家族との思い出がたくさん詰まった自宅。年を重ねていくにつ入れて、「最期までここで」という思いは強くなるようです。しかし様々な人が暮らすマンションの場合は、そんな思いが叶わないことも。みていきましょう。
年金月13万円〈72歳のおひとり様〉家族との思い出が詰まった〈築45年のマンション〉雨漏りも修繕できず「ツラくて、涙が止まりません」

築45年のマンションに「1人暮らしの72歳女性」…雨漏りも修繕計画進まず

マンションの大規模修繕は、資産価値を保つためにも、また快適に住み続けるためにも、絶対的に必要なもの。しかし、昨今の資材や人件費の高騰により、修繕費が高騰。積立金では修繕費を賄うことができないという事態に陥るマンションが増加しています。また空き家が増え続けるなか、そもそも積立金が十分でなく、修繕ができない→腐朽・破損が進む……という事例も。

 

今から45年ほど前、30年ローンで購入したマンションにいまなお住み続ける72歳の女性も、修繕の見通しが立たず、八方塞がりという状況に陥っている住民のひとり。

 

――亡くなった夫と子供たちを育てた、思い出の場所。それがいまやボロボロ

――雨漏りがするところも。早く修繕を進めてほしんだけど、話がまとまらなくて

――こんなところで生きていくのもツラいし、こんなところで死ぬのかと思うと……涙が止まりません

 

悲痛な思いを吐露する女性。修繕計画を話し合うマンション理事会では、意見が対立。女性と同じくらいに入居した世帯も多いマンション。

 

――壊れているところも多いから、多少、持ち出しがあってもしっかりと直したい

――どうせ先は長くないのだから、このままでいい。余計なお金は払いたくない

 

意見が大きく2分され、いまなお結論が出ていないのだとか。年金月13万円程度だという女性にとっても、さらに修繕費を出すの正直痛い。しかし、ここを終の棲家と考えているので、現在、議題にあがっている修繕案には賛成だといいます。

 

そもそも積立金が不足するのは、積立金の徴収方法に原因があると指摘されています。徴収法は主に修繕計画に基づき毎月同じ額を徴収する「均等積立」と、段階的に金額を増やす「段階増額積立」があり、国土交通省は管理組合の決議がいらない前者を勧めています。
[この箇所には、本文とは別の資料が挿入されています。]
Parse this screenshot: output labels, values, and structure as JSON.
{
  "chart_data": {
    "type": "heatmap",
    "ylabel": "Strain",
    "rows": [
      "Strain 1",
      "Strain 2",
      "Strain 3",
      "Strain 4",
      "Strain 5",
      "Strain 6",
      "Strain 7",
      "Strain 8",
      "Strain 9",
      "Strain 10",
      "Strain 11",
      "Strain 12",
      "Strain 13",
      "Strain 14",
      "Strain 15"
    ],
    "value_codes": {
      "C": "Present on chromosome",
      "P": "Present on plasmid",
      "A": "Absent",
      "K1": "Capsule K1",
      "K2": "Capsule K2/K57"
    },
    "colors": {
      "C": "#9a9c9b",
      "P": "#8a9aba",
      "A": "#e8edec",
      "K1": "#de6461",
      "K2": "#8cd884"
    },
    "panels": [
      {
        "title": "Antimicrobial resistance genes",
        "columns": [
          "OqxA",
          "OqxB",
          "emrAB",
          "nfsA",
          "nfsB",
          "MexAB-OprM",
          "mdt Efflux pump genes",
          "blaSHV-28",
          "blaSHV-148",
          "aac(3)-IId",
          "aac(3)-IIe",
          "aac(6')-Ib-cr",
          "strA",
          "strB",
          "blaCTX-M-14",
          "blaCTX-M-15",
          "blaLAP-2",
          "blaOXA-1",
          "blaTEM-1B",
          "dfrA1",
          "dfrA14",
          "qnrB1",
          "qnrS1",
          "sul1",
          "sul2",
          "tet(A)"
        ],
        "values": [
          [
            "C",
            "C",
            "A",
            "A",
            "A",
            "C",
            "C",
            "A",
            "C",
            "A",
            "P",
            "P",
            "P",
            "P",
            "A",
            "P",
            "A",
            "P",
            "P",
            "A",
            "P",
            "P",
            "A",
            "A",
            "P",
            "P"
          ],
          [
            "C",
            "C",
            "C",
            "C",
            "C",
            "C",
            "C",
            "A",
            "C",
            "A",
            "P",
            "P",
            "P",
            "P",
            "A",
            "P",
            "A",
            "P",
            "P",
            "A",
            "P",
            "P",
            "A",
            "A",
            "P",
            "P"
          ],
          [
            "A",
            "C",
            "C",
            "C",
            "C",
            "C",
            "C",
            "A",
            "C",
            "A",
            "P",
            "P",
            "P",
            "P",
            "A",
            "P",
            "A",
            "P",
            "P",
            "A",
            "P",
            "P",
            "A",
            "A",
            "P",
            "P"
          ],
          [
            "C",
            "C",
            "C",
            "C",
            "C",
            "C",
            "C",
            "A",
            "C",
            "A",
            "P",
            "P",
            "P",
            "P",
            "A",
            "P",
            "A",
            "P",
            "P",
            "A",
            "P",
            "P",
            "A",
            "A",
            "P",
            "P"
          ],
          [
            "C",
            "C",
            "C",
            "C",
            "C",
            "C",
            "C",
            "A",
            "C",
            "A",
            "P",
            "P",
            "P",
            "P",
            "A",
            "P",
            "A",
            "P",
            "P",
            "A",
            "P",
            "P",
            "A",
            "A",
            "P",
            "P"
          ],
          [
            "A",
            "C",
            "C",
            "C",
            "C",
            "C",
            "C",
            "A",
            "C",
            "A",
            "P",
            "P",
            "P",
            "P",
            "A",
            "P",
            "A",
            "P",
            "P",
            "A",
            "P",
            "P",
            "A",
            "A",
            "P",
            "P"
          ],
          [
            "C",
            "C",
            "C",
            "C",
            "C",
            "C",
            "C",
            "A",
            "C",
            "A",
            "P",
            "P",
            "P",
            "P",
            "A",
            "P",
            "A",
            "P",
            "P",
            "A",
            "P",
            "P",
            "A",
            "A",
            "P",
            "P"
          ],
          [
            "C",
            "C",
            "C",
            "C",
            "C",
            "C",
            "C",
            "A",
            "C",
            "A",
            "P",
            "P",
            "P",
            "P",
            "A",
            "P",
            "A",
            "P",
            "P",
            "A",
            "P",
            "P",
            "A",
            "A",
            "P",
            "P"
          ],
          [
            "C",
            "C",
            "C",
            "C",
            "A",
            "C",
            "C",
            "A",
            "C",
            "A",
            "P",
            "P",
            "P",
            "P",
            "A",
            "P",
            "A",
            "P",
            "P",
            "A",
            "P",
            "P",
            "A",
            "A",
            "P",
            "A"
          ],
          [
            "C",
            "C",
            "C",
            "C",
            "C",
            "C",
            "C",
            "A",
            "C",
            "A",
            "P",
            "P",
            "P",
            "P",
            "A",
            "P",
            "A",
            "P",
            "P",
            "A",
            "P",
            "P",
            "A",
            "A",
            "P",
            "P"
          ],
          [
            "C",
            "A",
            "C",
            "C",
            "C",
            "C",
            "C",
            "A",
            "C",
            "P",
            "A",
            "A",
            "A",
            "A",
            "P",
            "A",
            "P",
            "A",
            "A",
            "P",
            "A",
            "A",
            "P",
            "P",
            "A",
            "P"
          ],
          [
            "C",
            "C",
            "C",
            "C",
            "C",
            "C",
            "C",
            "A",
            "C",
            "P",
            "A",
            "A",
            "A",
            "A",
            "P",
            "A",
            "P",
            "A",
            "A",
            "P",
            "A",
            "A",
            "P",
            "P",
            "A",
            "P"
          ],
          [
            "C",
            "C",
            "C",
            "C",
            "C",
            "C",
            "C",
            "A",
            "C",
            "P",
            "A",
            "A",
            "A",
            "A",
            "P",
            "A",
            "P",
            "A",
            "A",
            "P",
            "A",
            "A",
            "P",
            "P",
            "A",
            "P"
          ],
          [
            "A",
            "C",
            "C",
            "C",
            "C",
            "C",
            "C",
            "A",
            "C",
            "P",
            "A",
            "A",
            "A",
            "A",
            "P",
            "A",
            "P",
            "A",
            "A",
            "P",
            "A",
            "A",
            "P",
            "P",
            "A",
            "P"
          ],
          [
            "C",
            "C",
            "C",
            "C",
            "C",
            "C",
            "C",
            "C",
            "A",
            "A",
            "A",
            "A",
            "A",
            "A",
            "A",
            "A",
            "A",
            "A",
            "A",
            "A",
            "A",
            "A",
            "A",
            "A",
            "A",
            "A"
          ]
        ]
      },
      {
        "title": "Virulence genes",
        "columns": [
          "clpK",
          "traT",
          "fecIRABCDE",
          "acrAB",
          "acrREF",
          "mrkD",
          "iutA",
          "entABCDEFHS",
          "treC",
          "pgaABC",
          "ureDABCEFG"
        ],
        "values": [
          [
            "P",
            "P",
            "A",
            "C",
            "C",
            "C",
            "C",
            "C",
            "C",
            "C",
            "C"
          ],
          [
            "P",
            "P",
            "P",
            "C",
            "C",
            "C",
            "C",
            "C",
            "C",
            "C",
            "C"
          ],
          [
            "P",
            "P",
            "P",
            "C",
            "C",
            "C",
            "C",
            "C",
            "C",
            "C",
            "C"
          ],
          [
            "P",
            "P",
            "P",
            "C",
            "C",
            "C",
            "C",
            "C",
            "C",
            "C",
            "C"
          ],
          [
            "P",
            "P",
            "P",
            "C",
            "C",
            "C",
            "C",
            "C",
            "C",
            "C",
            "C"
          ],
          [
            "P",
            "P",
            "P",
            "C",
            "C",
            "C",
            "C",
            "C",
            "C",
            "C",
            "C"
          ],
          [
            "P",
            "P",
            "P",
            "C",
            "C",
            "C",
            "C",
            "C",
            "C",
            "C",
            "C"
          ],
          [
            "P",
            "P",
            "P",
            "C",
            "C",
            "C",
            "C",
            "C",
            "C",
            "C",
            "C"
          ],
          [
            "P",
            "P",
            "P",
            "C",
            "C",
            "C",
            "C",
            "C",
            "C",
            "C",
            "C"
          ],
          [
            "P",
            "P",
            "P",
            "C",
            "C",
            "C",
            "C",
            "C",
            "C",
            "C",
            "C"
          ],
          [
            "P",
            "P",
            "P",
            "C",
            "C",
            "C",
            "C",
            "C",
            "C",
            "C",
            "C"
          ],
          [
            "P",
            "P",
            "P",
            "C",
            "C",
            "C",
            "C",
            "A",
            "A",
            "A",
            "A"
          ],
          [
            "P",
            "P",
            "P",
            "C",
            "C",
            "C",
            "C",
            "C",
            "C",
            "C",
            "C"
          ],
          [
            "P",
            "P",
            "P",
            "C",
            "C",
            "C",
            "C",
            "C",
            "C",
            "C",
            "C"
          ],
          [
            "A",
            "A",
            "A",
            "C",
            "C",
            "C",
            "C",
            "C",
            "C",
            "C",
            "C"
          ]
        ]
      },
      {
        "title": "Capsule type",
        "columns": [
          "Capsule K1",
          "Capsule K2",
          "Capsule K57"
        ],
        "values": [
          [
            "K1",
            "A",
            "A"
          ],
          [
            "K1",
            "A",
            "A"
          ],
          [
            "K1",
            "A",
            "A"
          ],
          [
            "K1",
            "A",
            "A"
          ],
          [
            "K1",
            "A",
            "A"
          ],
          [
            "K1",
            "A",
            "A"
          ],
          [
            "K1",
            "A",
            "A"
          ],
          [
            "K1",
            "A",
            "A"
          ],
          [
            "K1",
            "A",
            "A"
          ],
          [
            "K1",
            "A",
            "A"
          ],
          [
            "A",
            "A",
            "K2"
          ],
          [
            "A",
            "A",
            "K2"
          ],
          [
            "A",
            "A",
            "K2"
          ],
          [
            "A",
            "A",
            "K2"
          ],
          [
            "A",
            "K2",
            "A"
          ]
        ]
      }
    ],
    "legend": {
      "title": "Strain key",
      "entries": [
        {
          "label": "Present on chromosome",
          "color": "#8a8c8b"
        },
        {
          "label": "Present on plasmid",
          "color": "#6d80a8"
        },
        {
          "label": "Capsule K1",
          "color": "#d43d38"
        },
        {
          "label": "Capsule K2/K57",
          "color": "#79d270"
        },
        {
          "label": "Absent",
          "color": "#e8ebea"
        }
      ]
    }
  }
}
しかし昨今のトレンドは後者。これは分譲時に安く売りだせるため。しかし修繕回数を重ねるごとに修繕費は膨らみ、結果的に修繕が滞る要因にもなっています。

 

そこで国土交通省は積み立て途中での過度な引き上げにつながらないよう、引き上げ幅に一定の制限をかけるガイドラインの作成を急いでいるといいます。ただ今現状、修繕が滞っているマンションについては、なかなか解決策が見つからない状況。